Letting Purpose dictate the Business

When you think about what purpose a company or organisation has, it is customary to label profit as the purpose of the business. It is the reality of many companies and organisations operating today. Purpose driven organisations have a competitive advantage and are creating better results over those organisations that purely focus on financial profits. The purpose of an organisation should be unique to each organisation and not profit making alone. 

Think about waking up each day with a job you’re not passionate about, but that earns you a decent salary. You could do so much with the resources you have but would you be satisfied? For how long would you be able to wake up excited and motivated? Not for long. What you would be lacking is the purpose, the purpose behind doing the job, the purpose to go forth with gusto and the purpose to persevere. Organisations are a lot like the individuals that work for it. A purpose-driven organisation has a reason to be. Imagine being part of an organisation where you’re told, “We have to reach our profit target of X million Rupees.” You might get a pay rise on achieving the profit target, but would you be motivated? Now imagine an organisation where you’re told, “You’re part of this movement/you’re a changemaker.” Your perception about yourself would change as you would see yourself as an empowered and a motivated individual. You would start loving more what you do. 

In the business world, many organisations define their purpose based on the marketplace or their perceived competitors. Due to this thirst for high numbers, many organisations fail to reach their potential and sustained growth. If profit or the marketplace or your perceived competitors are your basis for defining your purpose, then you may end up forming an organisation that duplicates what other organisation does and due to the element of risk involved, you might not be able to gain a firm footing in the market. Profit and other financial measures are not a good guide in developing a product or strategy, nor do they inspire employees or enhance customer loyalty. 

So, what is this ‘Purpose’? In order to gain a more coherent image of what purpose is, let’s take a look at the diagram below which Simon Sinek, a British-American author, calls ‘The Golden Circle.’ 

What? – this is what the organisation is. Whether it is a petroleum company or a marketing agency. 

How? – this is how the organisation carries out its operations.
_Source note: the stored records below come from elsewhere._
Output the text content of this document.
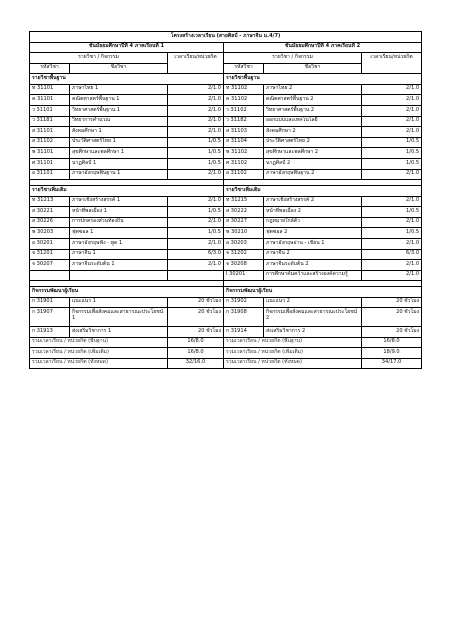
โครงสร้างเวลาเรียน (สายศิลป์ - ภาษาจีน ม.4/7)					
ชั้นมัธยมศึกษาปีที่ 4 ภาคเรียนที่ 1			ชั้นมัธยมศึกษาปีที่ 4 ภาคเรียนที่ 2		
รายวิชา / กิจกรรม		เวลาเรียน/หน่วยกิต	รายวิชา / กิจกรรม		เวลาเรียน/หน่วยกิต
รหัสวิชา	ชื่อวิชา		รหัสวิชา	ชื่อวิชา	
รายวิชาพื้นฐาน			รายวิชาพื้นฐาน		
ท 31101	ภาษาไทย 1	2/1.0	ท 31102	ภาษาไทย 2	2/1.0
ค 31101	คณิตศาสตร์พื้นฐาน 1	2/1.0	ค 31102	คณิตศาสตร์พื้นฐาน 2	2/1.0
ว 31101	วิทยาศาสตร์พื้นฐาน 1	2/1.0	ว 31102	วิทยาศาสตร์พื้นฐาน 2	2/1.0
ว 31181	วิทยาการคำนวณ	2/1.0	ว 31182	ออกแบบและเทคโนโลยี	2/1.0
ส 31101	สังคมศึกษา 1	2/1.0	ส 31103	สังคมศึกษา 2	2/1.0
ส 31102	ประวัติศาสตร์ไทย 1	1/0.5	ส 31104	ประวัติศาสตร์ไทย 2	1/0.5
พ 31101	สุขศึกษาและพลศึกษา 1	1/0.5	พ 31102	สุขศึกษาและพลศึกษา 2	1/0.5
ศ 31101	นาฏศิลป์ 1	1/0.5	ศ 31102	นาฏศิลป์ 2	1/0.5
อ 31101	ภาษาอังกฤษพื้นฐาน 1	2/1.0	อ 31102	ภาษาอังกฤษพื้นฐาน 2	2/1.0

รายวิชาเพิ่มเติม			รายวิชาเพิ่มเติม		
ท 31213	ภาษาเชิงสร้างสรรค์ 1	2/1.0	ท 31215	ภาษาเชิงสร้างสรรค์ 2	2/1.0
ส 30221	หน้าที่พลเมือง 1	1/0.5	ส 30222	หน้าที่พลเมือง 2	1/0.5
ส 30226	การปกครองส่วนท้องถิ่น	2/1.0	ส 30227	กฎหมายใกล้ตัว	2/1.0
พ 30203	ฟุตซอล 1	1/0.5	พ 30210	ฟุตซอล 2	1/0.5
อ 30201	ภาษาอังกฤษฟัง - พูด 1	2/1.0	อ 30203	ภาษาอังกฤษอ่าน - เขียน 1	2/1.0
จ 31201	ภาษาจีน 1	6/3.0	จ 31202	ภาษาจีน 2	6/3.0
จ 30207	ภาษาจีนระดับต้น 1	2/1.0	จ 30208	ภาษาจีนระดับต้น 2	2/1.0
			I 30201	การศึกษาค้นคว้าและสร้างองค์ความรู้	2/1.0

กิจกรรมพัฒนาผู้เรียน			กิจกรรมพัฒนาผู้เรียน		
ก 31901	แนะแนว 1	20 ชั่วโมง	ก 31902	แนะแนว 2	20 ชั่วโมง
ก 31907	กิจกรรมเพื่อสังคมและสาธารณะประโยชน์ 1	20 ชั่วโมง	ก 31908	กิจกรรมเพื่อสังคมและสาธารณะประโยชน์ 2	20 ชั่วโมง
ก 31913	ส่งเสริมวิชาการ 1	20 ชั่วโมง	ก 31914	ส่งเสริมวิชาการ 2	20 ชั่วโมง
รวมเวลาเรียน / หน่วยกิต (พื้นฐาน)		16/8.0	รวมเวลาเรียน / หน่วยกิต (พื้นฐาน)		16/8.0
รวมเวลาเรียน / หน่วยกิต (เพิ่มเติม)		16/8.0	รวมเวลาเรียน / หน่วยกิต (เพิ่มเติม)		18/9.0
รวมเวลาเรียน / หน่วยกิต (ทั้งหมด)		32/16.0	รวมเวลาเรียน / หน่วยกิต (ทั้งหมด)		34/17.0
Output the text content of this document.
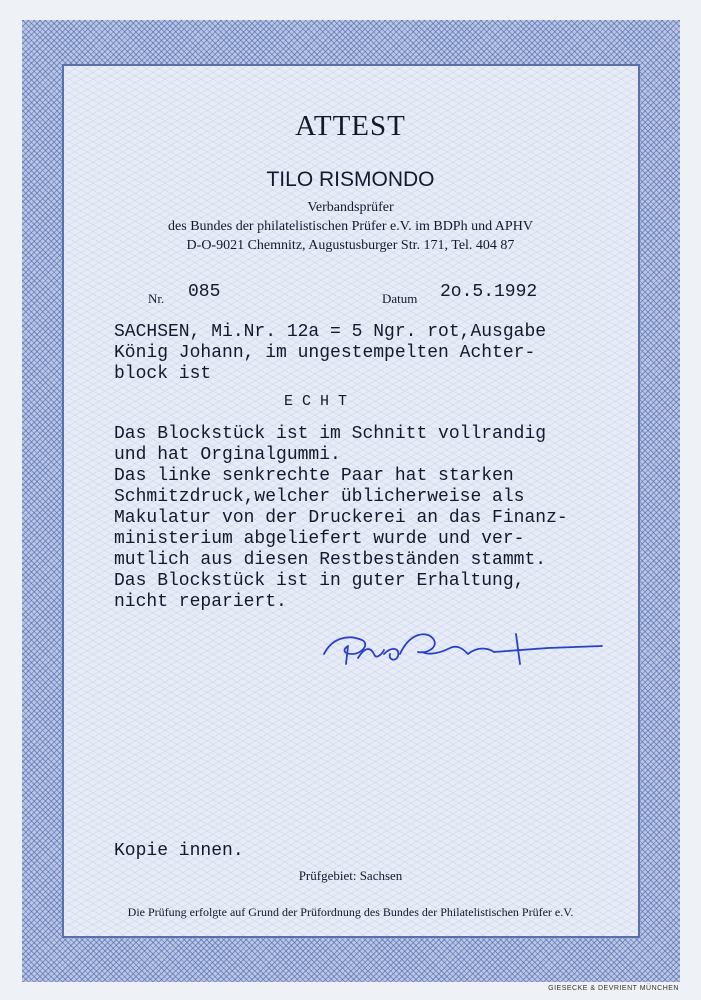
ATTEST
TILO RISMONDO
Verbandsprüfer
des Bundes der philatelistischen Prüfer e.V. im BDPh und APHV
D-O-9021 Chemnitz, Augustusburger Str. 171, Tel. 404 87
Nr. 085	Datum 2o.5.1992
SACHSEN, Mi.Nr. 12a = 5 Ngr. rot,Ausgabe
König Johann, im ungestempelten Achter-
block ist
E C H T
Das Blockstück ist im Schnitt vollrandig
und hat Orginalgummi.
Das linke senkrechte Paar hat starken
Schmitzdruck,welcher üblicherweise als
Makulatur von der Druckerei an das Finanz-
ministerium abgeliefert wurde und ver-
mutlich aus diesen Restbeständen stammt.
Das Blockstück ist in guter Erhaltung,
nicht repariert.
Kopie innen.
Prüfgebiet: Sachsen
Die Prüfung erfolgte auf Grund der Prüfordnung des Bundes der Philatelistischen Prüfer e.V.
GIESECKE & DEVRIENT MÜNCHEN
It entails all the wheels that turn to operate that organisation. 

Why? – this is the purpose of the organisation, which many organisations perceive to be profit. 

Now, before I dive in further detail, this Golden Circle applies to people and organisations. Simon Sinek in his TED Talk said that the most influential leaders and the most successful organisations, do not start with ‘What?’ Instead, they start from the core. ‘Why they want to do something?’ or ‘Why does an organisation exist?’ and then proceed to ‘How?’ and then ‘What?’ 

According to Aaron Hurst, founder of Imperative, 42% of non-purpose led companies have shown a drop in revenue while 85% of purpose led companies have shown positive growth. Why is this? In an article with the Harvard Business Review, Simon said, “Profit isn’t a purpose. It’s a result. To have purpose means the things we do are of real value to others.” Here’s the thing, companies that operate with purposes of making others’ lives easier tend to make profit as they satisfy a need or want such as convenience, unlike companies that only strive to make profit. 

The following table compares the various aspects of profit focused and purpose focused companies.

Furthermore, purpose-driven companies have a higher level of employee satisfaction and motivation with a purpose that differentiates them from the competition. 

Businesses that value long-term positive impacts over short-terms profits have been able to generate profits and withstand shifts in the economy as they are based on a purpose, that differentiates them from others, rather than profits. Such organisations are able to do so due to the positive implications of purpose-driven organisations on their employees and the consumers. As this philosophy of purpose over profit permeates the business environment, if it is adopted by organisations, the potential to improve the world is limitless.